Actor Andrew Kinsler has the toughest job in the world, acting without feeding off the energy and the lines of other fellow actors. Kinsler goes at the role alone as Roy, a scientist prepping Plethura 04 for the arrival of Priority One survivors and knowing that he will die when he trades spaces with the group as he has to go topside. That’s notion, of having to sacrifice yourself for strangers, is a deep concept. Its easier to sacrifice oneself for the sake of those you love and care for, but complete strangers is pure mental mayhem, especially when all the work of getting the bunker ready was done by Roy. Kinsler keeps up the part of coping with his mortality, accepting it, and then being crushed by it when the world ends at the blink of an eye. Questioning everything as he immerses deeper into isolation, Kinsler relies more on the artificial intelligence to be a companion, despite seemingly being annoyed by the very lack its thirst for human complexities.

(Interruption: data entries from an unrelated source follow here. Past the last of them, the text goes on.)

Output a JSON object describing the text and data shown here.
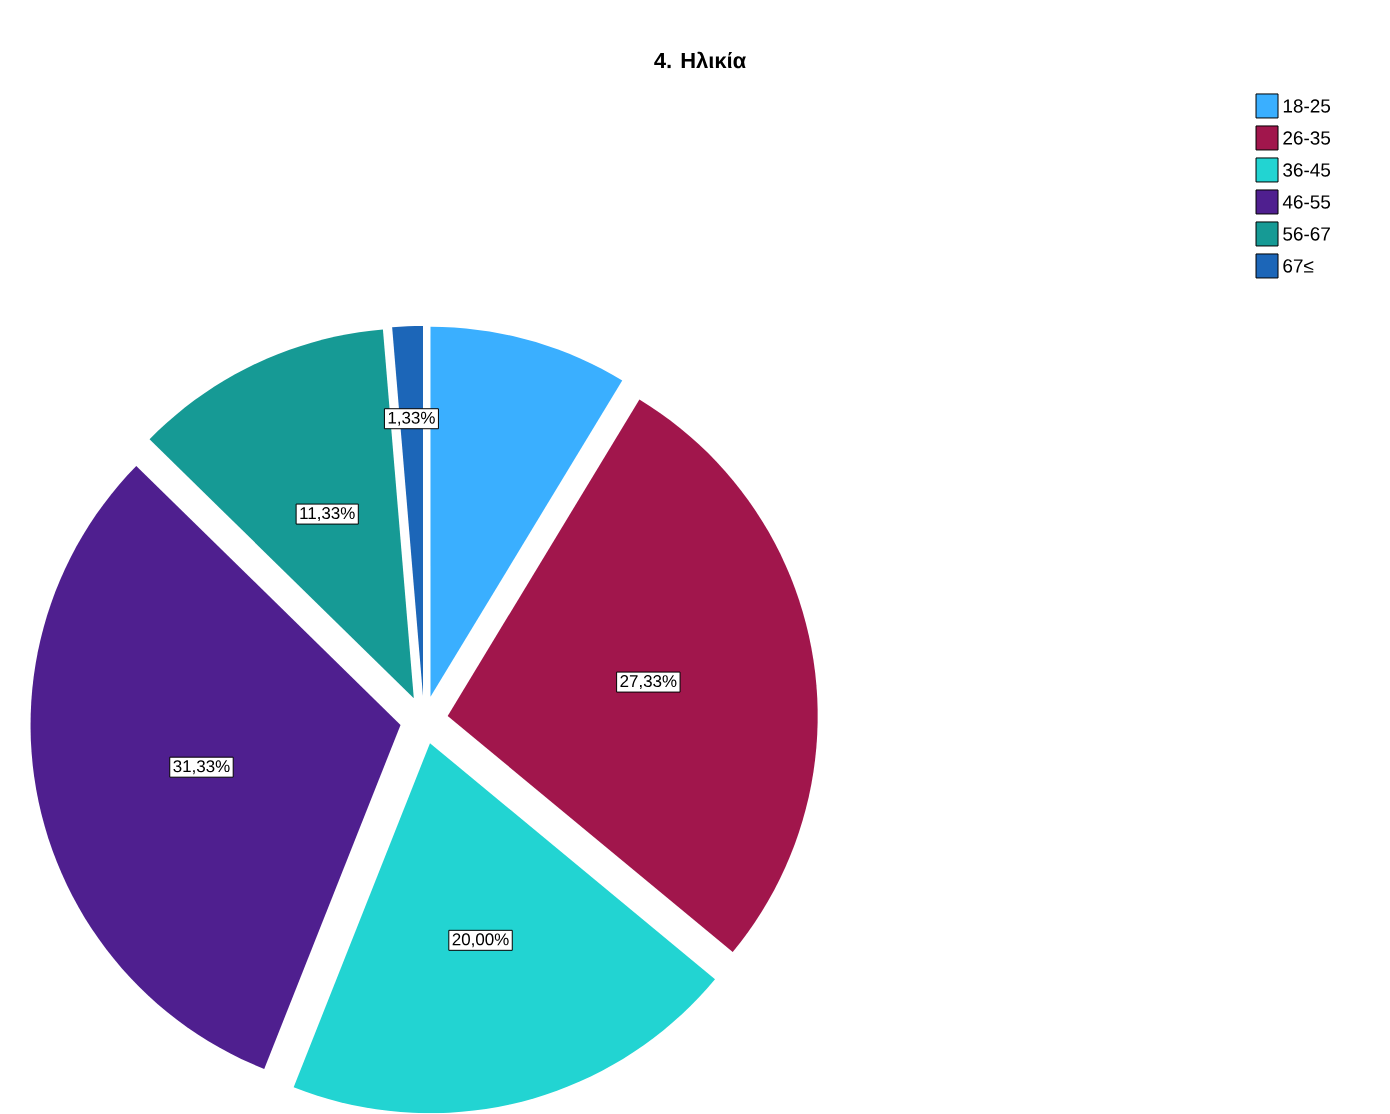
{
  "chart_data": {
    "type": "pie",
    "title": "4. Ηλικία",
    "categories": [
      "18-25",
      "26-35",
      "36-45",
      "46-55",
      "56-67",
      "67≤"
    ],
    "values": [
      8.67,
      27.33,
      20.0,
      31.33,
      11.33,
      1.33
    ],
    "value_labels": [
      null,
      "27,33%",
      "20,00%",
      "31,33%",
      "11,33%",
      "1,33%"
    ],
    "colors": [
      "#3aafff",
      "#a1164c",
      "#22d4d2",
      "#4f1f8f",
      "#169a95",
      "#1c66b8"
    ],
    "legend": "top right"
  }
}
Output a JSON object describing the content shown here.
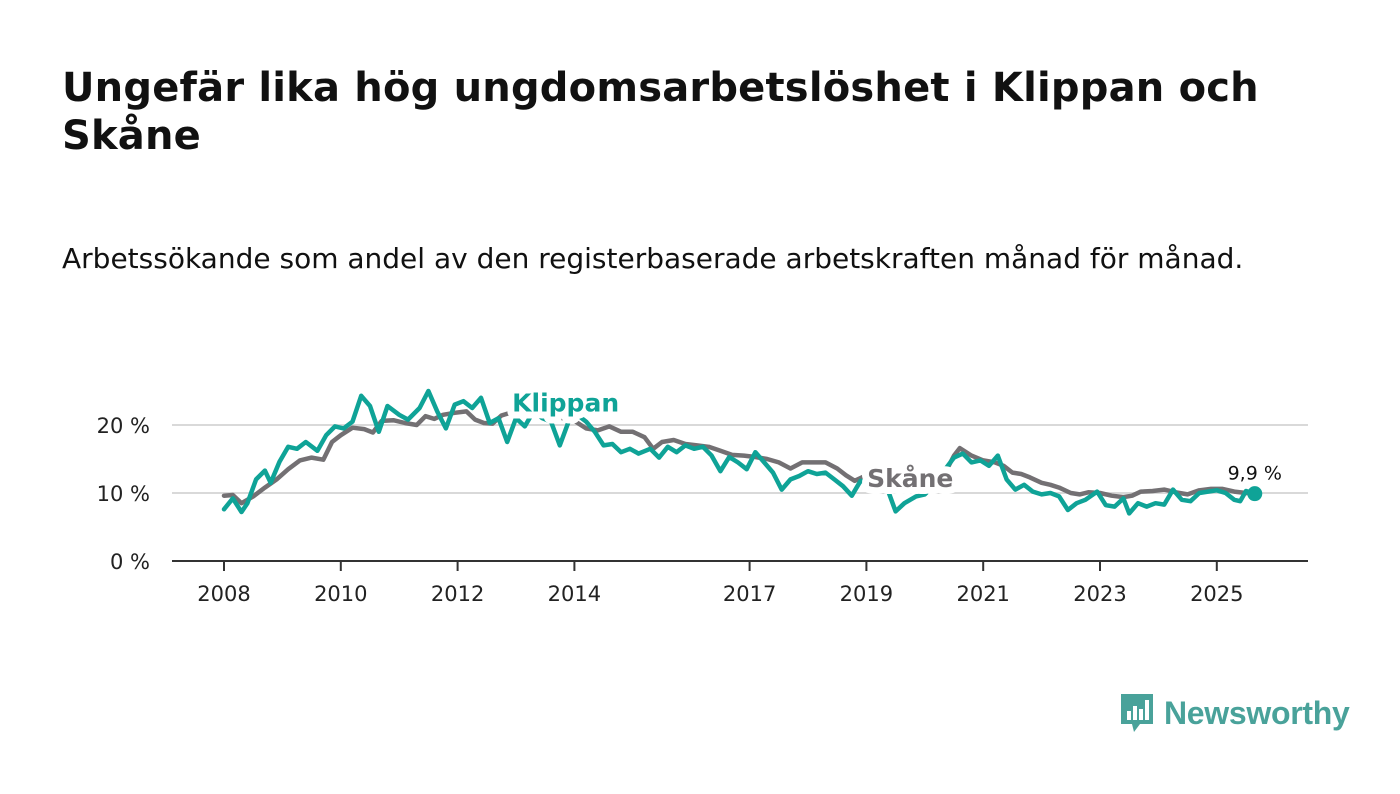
{
  "title": "Ungefär lika hög ungdomsarbetslöshet i Klippan och Skåne",
  "subtitle": "Arbetssökande som andel av den registerbaserade arbetskraften månad för månad.",
  "brand": {
    "name": "Newsworthy",
    "color": "#49a29a"
  },
  "chart_data": {
    "type": "line",
    "title": "Ungefär lika hög ungdomsarbetslöshet i Klippan och Skåne",
    "xlabel": "",
    "ylabel": "",
    "ylim": [
      0,
      25
    ],
    "xlim": [
      2007.6,
      2026.5
    ],
    "grid": true,
    "y_ticks": [
      {
        "value": 0,
        "label": "0 %"
      },
      {
        "value": 10,
        "label": "10 %"
      },
      {
        "value": 20,
        "label": "20 %"
      }
    ],
    "x_ticks": [
      {
        "value": 2008,
        "label": "2008"
      },
      {
        "value": 2010,
        "label": "2010"
      },
      {
        "value": 2012,
        "label": "2012"
      },
      {
        "value": 2014,
        "label": "2014"
      },
      {
        "value": 2017,
        "label": "2017"
      },
      {
        "value": 2019,
        "label": "2019"
      },
      {
        "value": 2021,
        "label": "2021"
      },
      {
        "value": 2023,
        "label": "2023"
      },
      {
        "value": 2025,
        "label": "2025"
      }
    ],
    "series": [
      {
        "name": "Skåne",
        "color": "#737073",
        "label_at": [
          2019.75,
          12.2
        ],
        "points": [
          [
            2008.0,
            9.6
          ],
          [
            2008.15,
            9.7
          ],
          [
            2008.3,
            8.5
          ],
          [
            2008.5,
            9.5
          ],
          [
            2008.7,
            10.8
          ],
          [
            2008.9,
            12.0
          ],
          [
            2009.1,
            13.5
          ],
          [
            2009.3,
            14.8
          ],
          [
            2009.5,
            15.2
          ],
          [
            2009.7,
            14.9
          ],
          [
            2009.85,
            17.5
          ],
          [
            2010.0,
            18.5
          ],
          [
            2010.2,
            19.6
          ],
          [
            2010.4,
            19.4
          ],
          [
            2010.55,
            18.9
          ],
          [
            2010.7,
            20.6
          ],
          [
            2010.9,
            20.7
          ],
          [
            2011.1,
            20.3
          ],
          [
            2011.3,
            20.0
          ],
          [
            2011.45,
            21.3
          ],
          [
            2011.6,
            20.9
          ],
          [
            2011.75,
            21.5
          ],
          [
            2011.95,
            21.8
          ],
          [
            2012.15,
            22.0
          ],
          [
            2012.3,
            20.8
          ],
          [
            2012.45,
            20.3
          ],
          [
            2012.6,
            20.2
          ],
          [
            2012.75,
            21.4
          ],
          [
            2012.9,
            21.8
          ],
          [
            2013.0,
            21.6
          ],
          [
            2013.2,
            21.9
          ],
          [
            2013.4,
            21.4
          ],
          [
            2013.6,
            21.5
          ],
          [
            2013.8,
            21.0
          ],
          [
            2014.0,
            20.6
          ],
          [
            2014.2,
            19.5
          ],
          [
            2014.4,
            19.2
          ],
          [
            2014.6,
            19.8
          ],
          [
            2014.8,
            19.0
          ],
          [
            2015.0,
            19.0
          ],
          [
            2015.2,
            18.2
          ],
          [
            2015.35,
            16.5
          ],
          [
            2015.5,
            17.5
          ],
          [
            2015.7,
            17.8
          ],
          [
            2015.9,
            17.2
          ],
          [
            2016.1,
            17.0
          ],
          [
            2016.3,
            16.8
          ],
          [
            2016.5,
            16.2
          ],
          [
            2016.7,
            15.6
          ],
          [
            2016.9,
            15.5
          ],
          [
            2017.1,
            15.3
          ],
          [
            2017.3,
            15.0
          ],
          [
            2017.5,
            14.5
          ],
          [
            2017.7,
            13.6
          ],
          [
            2017.9,
            14.5
          ],
          [
            2018.1,
            14.5
          ],
          [
            2018.3,
            14.5
          ],
          [
            2018.5,
            13.6
          ],
          [
            2018.65,
            12.6
          ],
          [
            2018.8,
            11.8
          ],
          [
            2018.95,
            12.4
          ],
          [
            2019.1,
            12.6
          ],
          [
            2019.25,
            12.0
          ],
          [
            2019.4,
            11.5
          ],
          [
            2019.55,
            11.2
          ],
          [
            2019.75,
            10.2
          ],
          [
            2020.0,
            10.5
          ],
          [
            2020.2,
            11.0
          ],
          [
            2020.35,
            13.0
          ],
          [
            2020.5,
            15.5
          ],
          [
            2020.6,
            16.6
          ],
          [
            2020.8,
            15.5
          ],
          [
            2021.0,
            14.8
          ],
          [
            2021.2,
            14.5
          ],
          [
            2021.35,
            14.0
          ],
          [
            2021.5,
            13.0
          ],
          [
            2021.65,
            12.8
          ],
          [
            2021.8,
            12.3
          ],
          [
            2022.0,
            11.5
          ],
          [
            2022.15,
            11.2
          ],
          [
            2022.3,
            10.8
          ],
          [
            2022.5,
            10.0
          ],
          [
            2022.65,
            9.8
          ],
          [
            2022.8,
            10.1
          ],
          [
            2023.0,
            10.0
          ],
          [
            2023.2,
            9.6
          ],
          [
            2023.4,
            9.4
          ],
          [
            2023.55,
            9.6
          ],
          [
            2023.7,
            10.2
          ],
          [
            2023.9,
            10.3
          ],
          [
            2024.1,
            10.5
          ],
          [
            2024.3,
            10.1
          ],
          [
            2024.5,
            9.8
          ],
          [
            2024.7,
            10.4
          ],
          [
            2024.9,
            10.6
          ],
          [
            2025.1,
            10.6
          ],
          [
            2025.3,
            10.2
          ],
          [
            2025.5,
            10.0
          ],
          [
            2025.65,
            9.9
          ]
        ]
      },
      {
        "name": "Klippan",
        "color": "#0fa397",
        "label_at": [
          2013.85,
          23.3
        ],
        "points": [
          [
            2008.0,
            7.6
          ],
          [
            2008.15,
            9.2
          ],
          [
            2008.3,
            7.2
          ],
          [
            2008.4,
            8.5
          ],
          [
            2008.55,
            12.0
          ],
          [
            2008.7,
            13.3
          ],
          [
            2008.8,
            11.5
          ],
          [
            2008.95,
            14.6
          ],
          [
            2009.1,
            16.8
          ],
          [
            2009.25,
            16.5
          ],
          [
            2009.4,
            17.5
          ],
          [
            2009.6,
            16.2
          ],
          [
            2009.75,
            18.5
          ],
          [
            2009.9,
            19.8
          ],
          [
            2010.05,
            19.5
          ],
          [
            2010.2,
            20.5
          ],
          [
            2010.35,
            24.3
          ],
          [
            2010.5,
            22.8
          ],
          [
            2010.65,
            19.0
          ],
          [
            2010.8,
            22.8
          ],
          [
            2011.0,
            21.5
          ],
          [
            2011.15,
            20.8
          ],
          [
            2011.35,
            22.5
          ],
          [
            2011.5,
            25.0
          ],
          [
            2011.65,
            22.0
          ],
          [
            2011.8,
            19.5
          ],
          [
            2011.95,
            23.0
          ],
          [
            2012.1,
            23.5
          ],
          [
            2012.25,
            22.5
          ],
          [
            2012.4,
            24.0
          ],
          [
            2012.55,
            20.3
          ],
          [
            2012.7,
            21.0
          ],
          [
            2012.85,
            17.5
          ],
          [
            2013.0,
            21.0
          ],
          [
            2013.15,
            19.8
          ],
          [
            2013.3,
            22.0
          ],
          [
            2013.45,
            21.0
          ],
          [
            2013.6,
            20.5
          ],
          [
            2013.75,
            17.0
          ],
          [
            2013.9,
            20.5
          ],
          [
            2014.05,
            21.5
          ],
          [
            2014.2,
            20.5
          ],
          [
            2014.35,
            19.0
          ],
          [
            2014.5,
            17.0
          ],
          [
            2014.65,
            17.2
          ],
          [
            2014.8,
            16.0
          ],
          [
            2014.95,
            16.5
          ],
          [
            2015.1,
            15.8
          ],
          [
            2015.3,
            16.5
          ],
          [
            2015.45,
            15.2
          ],
          [
            2015.6,
            16.8
          ],
          [
            2015.75,
            16.0
          ],
          [
            2015.9,
            17.0
          ],
          [
            2016.05,
            16.5
          ],
          [
            2016.2,
            16.8
          ],
          [
            2016.35,
            15.5
          ],
          [
            2016.5,
            13.2
          ],
          [
            2016.65,
            15.3
          ],
          [
            2016.8,
            14.5
          ],
          [
            2016.95,
            13.5
          ],
          [
            2017.1,
            16.0
          ],
          [
            2017.25,
            14.5
          ],
          [
            2017.4,
            13.0
          ],
          [
            2017.55,
            10.5
          ],
          [
            2017.7,
            12.0
          ],
          [
            2017.85,
            12.5
          ],
          [
            2018.0,
            13.2
          ],
          [
            2018.15,
            12.8
          ],
          [
            2018.3,
            13.0
          ],
          [
            2018.45,
            12.0
          ],
          [
            2018.6,
            11.0
          ],
          [
            2018.75,
            9.6
          ],
          [
            2018.9,
            11.8
          ],
          [
            2019.05,
            11.5
          ],
          [
            2019.15,
            10.2
          ],
          [
            2019.3,
            12.0
          ],
          [
            2019.5,
            7.3
          ],
          [
            2019.65,
            8.5
          ],
          [
            2019.85,
            9.5
          ],
          [
            2020.0,
            9.8
          ],
          [
            2020.2,
            11.5
          ],
          [
            2020.35,
            13.5
          ],
          [
            2020.5,
            15.2
          ],
          [
            2020.65,
            15.8
          ],
          [
            2020.8,
            14.5
          ],
          [
            2020.95,
            14.8
          ],
          [
            2021.1,
            14.0
          ],
          [
            2021.25,
            15.5
          ],
          [
            2021.4,
            12.0
          ],
          [
            2021.55,
            10.5
          ],
          [
            2021.7,
            11.2
          ],
          [
            2021.85,
            10.2
          ],
          [
            2022.0,
            9.8
          ],
          [
            2022.15,
            10.0
          ],
          [
            2022.3,
            9.5
          ],
          [
            2022.45,
            7.5
          ],
          [
            2022.6,
            8.5
          ],
          [
            2022.75,
            9.0
          ],
          [
            2022.95,
            10.2
          ],
          [
            2023.1,
            8.2
          ],
          [
            2023.25,
            8.0
          ],
          [
            2023.4,
            9.2
          ],
          [
            2023.5,
            7.0
          ],
          [
            2023.65,
            8.5
          ],
          [
            2023.8,
            8.0
          ],
          [
            2023.95,
            8.5
          ],
          [
            2024.1,
            8.3
          ],
          [
            2024.25,
            10.5
          ],
          [
            2024.4,
            9.0
          ],
          [
            2024.55,
            8.8
          ],
          [
            2024.7,
            10.0
          ],
          [
            2024.85,
            10.2
          ],
          [
            2025.0,
            10.4
          ],
          [
            2025.15,
            10.0
          ],
          [
            2025.3,
            9.0
          ],
          [
            2025.4,
            8.8
          ],
          [
            2025.5,
            10.3
          ],
          [
            2025.65,
            9.9
          ]
        ]
      }
    ],
    "annotations": [
      {
        "text": "9,9 %",
        "x": 2025.65,
        "y": 9.9,
        "series": "Klippan"
      }
    ]
  }
}
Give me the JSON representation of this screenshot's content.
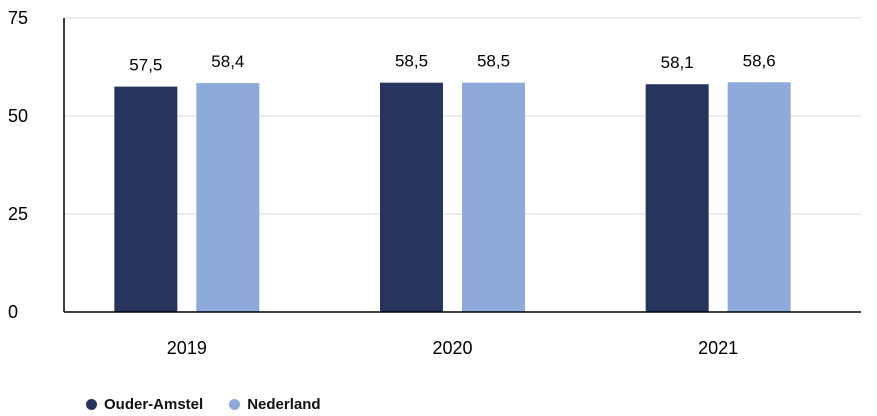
{
  "chart_data": {
    "type": "bar",
    "categories": [
      "2019",
      "2020",
      "2021"
    ],
    "series": [
      {
        "name": "Ouder-Amstel",
        "values": [
          57.5,
          58.5,
          58.1
        ],
        "labels": [
          "57,5",
          "58,5",
          "58,1"
        ],
        "color": "#26345e"
      },
      {
        "name": "Nederland",
        "values": [
          58.4,
          58.5,
          58.6
        ],
        "labels": [
          "58,4",
          "58,5",
          "58,6"
        ],
        "color": "#8eaadb"
      }
    ],
    "yticks": [
      0,
      25,
      50,
      75
    ],
    "ylim": [
      0,
      75
    ],
    "grid": true,
    "legend_position": "bottom-left"
  }
}
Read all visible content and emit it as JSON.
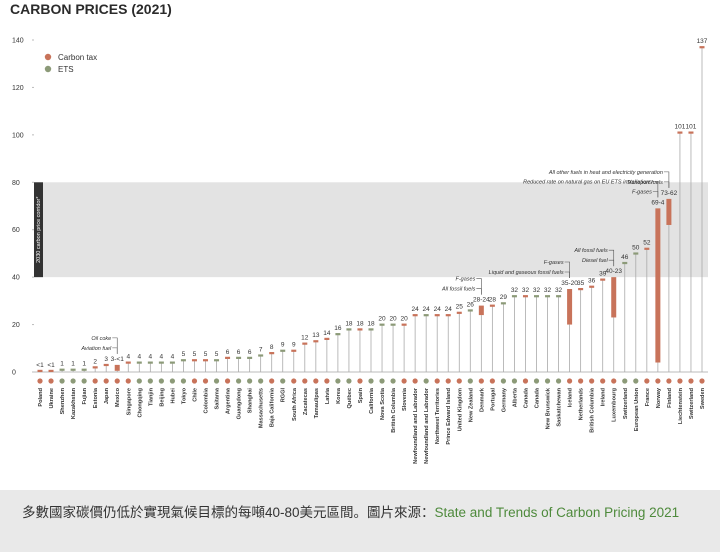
{
  "chart_data": {
    "type": "bar",
    "title": "CARBON PRICES (2021)",
    "categories": [
      "Poland",
      "Ukraine",
      "Shenzhen",
      "Kazakhstan",
      "Fujian",
      "Estonia",
      "Japan",
      "Mexico",
      "Singapore",
      "Chongqing",
      "Tianjin",
      "Beijing",
      "Hubei",
      "Tokyo",
      "Chile",
      "Colombia",
      "Saitama",
      "Argentina",
      "Guangdong",
      "Shanghai",
      "Massachusetts",
      "Baja California",
      "RGGI",
      "South Africa",
      "Zacatecas",
      "Tamaulipas",
      "Latvia",
      "Korea",
      "Québec",
      "Spain",
      "California",
      "Nova Scotia",
      "British Columbia",
      "Slovenia",
      "Newfoundland and Labrador",
      "Newfoundland and Labrador",
      "Northwest Territories",
      "Prince Edward Island",
      "United Kingdom",
      "New Zealand",
      "Denmark",
      "Portugal",
      "Germany",
      "Alberta",
      "Canada",
      "Canada",
      "New Brunswick",
      "Saskatchewan",
      "Iceland",
      "Netherlands",
      "British Columbia",
      "Ireland",
      "Luxembourg",
      "Switzerland",
      "European Union",
      "France",
      "Norway",
      "Finland",
      "Liechtenstein",
      "Switzerland",
      "Sweden"
    ],
    "values": [
      0.5,
      0.5,
      1,
      1,
      1,
      2,
      3,
      3,
      4,
      4,
      4,
      4,
      4,
      5,
      5,
      5,
      5,
      6,
      6,
      6,
      7,
      8,
      9,
      9,
      12,
      13,
      14,
      16,
      18,
      18,
      18,
      20,
      20,
      20,
      24,
      24,
      24,
      24,
      25,
      26,
      28,
      28,
      29,
      32,
      32,
      32,
      32,
      32,
      35,
      35,
      36,
      39,
      40,
      46,
      50,
      52,
      69,
      73,
      101,
      101,
      137
    ],
    "value_labels": [
      "<1",
      "<1",
      "1",
      "1",
      "1",
      "2",
      "3",
      "3-<1",
      "4",
      "4",
      "4",
      "4",
      "4",
      "5",
      "5",
      "5",
      "5",
      "6",
      "6",
      "6",
      "7",
      "8",
      "9",
      "9",
      "12",
      "13",
      "14",
      "16",
      "18",
      "18",
      "18",
      "20",
      "20",
      "20",
      "24",
      "24",
      "24",
      "24",
      "25",
      "26",
      "28-24",
      "28",
      "29",
      "32",
      "32",
      "32",
      "32",
      "32",
      "35-20",
      "35",
      "36",
      "39",
      "40-23",
      "46",
      "50",
      "52",
      "69-4",
      "73-62",
      "101",
      "101",
      "137"
    ],
    "lows": [
      null,
      null,
      null,
      null,
      null,
      null,
      null,
      0.5,
      null,
      null,
      null,
      null,
      null,
      null,
      null,
      null,
      null,
      null,
      null,
      null,
      null,
      null,
      null,
      null,
      null,
      null,
      null,
      null,
      null,
      null,
      null,
      null,
      null,
      null,
      null,
      null,
      null,
      null,
      null,
      null,
      24,
      null,
      null,
      null,
      null,
      null,
      null,
      null,
      20,
      null,
      null,
      null,
      23,
      null,
      null,
      null,
      4,
      62,
      null,
      null,
      null
    ],
    "instrument": [
      "Carbon tax",
      "Carbon tax",
      "ETS",
      "ETS",
      "ETS",
      "Carbon tax",
      "Carbon tax",
      "Carbon tax",
      "Carbon tax",
      "ETS",
      "ETS",
      "ETS",
      "ETS",
      "ETS",
      "Carbon tax",
      "Carbon tax",
      "ETS",
      "Carbon tax",
      "ETS",
      "ETS",
      "ETS",
      "Carbon tax",
      "ETS",
      "Carbon tax",
      "Carbon tax",
      "Carbon tax",
      "Carbon tax",
      "ETS",
      "ETS",
      "Carbon tax",
      "ETS",
      "ETS",
      "ETS",
      "Carbon tax",
      "Carbon tax",
      "ETS",
      "Carbon tax",
      "Carbon tax",
      "Carbon tax",
      "ETS",
      "Carbon tax",
      "Carbon tax",
      "ETS",
      "ETS",
      "Carbon tax",
      "ETS",
      "ETS",
      "ETS",
      "Carbon tax",
      "Carbon tax",
      "Carbon tax",
      "Carbon tax",
      "Carbon tax",
      "ETS",
      "ETS",
      "Carbon tax",
      "Carbon tax",
      "Carbon tax",
      "Carbon tax",
      "Carbon tax",
      "Carbon tax"
    ],
    "types": [
      {
        "name": "Carbon tax",
        "color": "#c8735a"
      },
      {
        "name": "ETS",
        "color": "#8c9a78"
      }
    ],
    "band": {
      "range": [
        40,
        80
      ],
      "label": "2030 carbon price corridor*",
      "color": "#e3e3e3"
    },
    "annotations": [
      {
        "text": "Oil coke",
        "at": "Mexico"
      },
      {
        "text": "Aviation fuel",
        "at": "Mexico"
      },
      {
        "text": "F-gases",
        "at": "Denmark"
      },
      {
        "text": "All fossil fuels",
        "at": "Denmark"
      },
      {
        "text": "F-gases",
        "at": "Iceland"
      },
      {
        "text": "Liquid and gaseous fossil fuels",
        "at": "Iceland"
      },
      {
        "text": "All fossil fuels",
        "at": "Luxembourg"
      },
      {
        "text": "Diesel fuel",
        "at": "Luxembourg"
      },
      {
        "text": "Reduced rate on natural gas on EU ETS installations",
        "at": "Norway"
      },
      {
        "text": "F-gases",
        "at": "Norway"
      },
      {
        "text": "All other fuels in heat and electricity generation",
        "at": "Finland"
      },
      {
        "text": "Transport fuels",
        "at": "Finland"
      }
    ],
    "ylim": [
      0,
      140
    ],
    "yticks": [
      0,
      20,
      40,
      60,
      80,
      100,
      120,
      140
    ]
  },
  "caption": {
    "text": "多數國家碳價仍低於實現氣候目標的每噸40-80美元區間。圖片來源：",
    "link": "State and Trends of Carbon Pricing 2021"
  }
}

Many popcorn viewers don’t care for an open book ending films where the personal interpretation opens up a vast range of theories. “It Lives” is one of those films. Most certainly a disturbing psychological thriller, the story perpetually has Roy second guessing every anomaly that spooks him, even to the extend of thinking a computer program has infiltrated his subconscious with trickery and confusion tactics. Then, the ending smacks you right in the face and then smacks you again with a three finale questions: Was it a dream? Was it madness? Or was it all real? Christopher Nolan similarly put the fate of “Inception’s” Cobb into the hands of audiences when he spins a toy top to see if he was still in inception or if he was in reality. If continuously in motion, that would signify Cobb’s in a fantasy world, but Cobb’s spin is cut short with a cut to black, begging the answer of whether his happy ending was true or a inceptive pipe dream. Roy’s scenario is a lot darker and, if not, deeper that’s challenged by an internal struggle of self-preservation. Has Roy become a fixture of the cleanroom aspect? Has he become a cold figment of accepting his fate and has suppressed his emotion about it to the boiling point that his subconscious is fighting for his own survival? “It Lives” is an exceptionally juicy psychological film worth exploring.

Second Sight presents “It Lives” onto DVD home video this July 30th! Since the screener was a DVD-R, a full assessment of the audio and video aspects will not be covered. There were also no bonus material on the disc. What I can say is that Harry Kirby’s score is the utmost jarring; reminds me of Mark Korven’s unsettling and unique unmelodious score in “The Witch.” As part sci-fi and part horror, the surface level narrative is sheer terror and fear. Below surface, the wicked and frightful stir an embattling vortex of arguments in the grossest of grotesque forms, aka a complete mind destabilization. “It Lives” has indie roots that spread wide and fierce, shredding through temporal lobes like soft butter and delivering one hell of a terrifying psychological horror.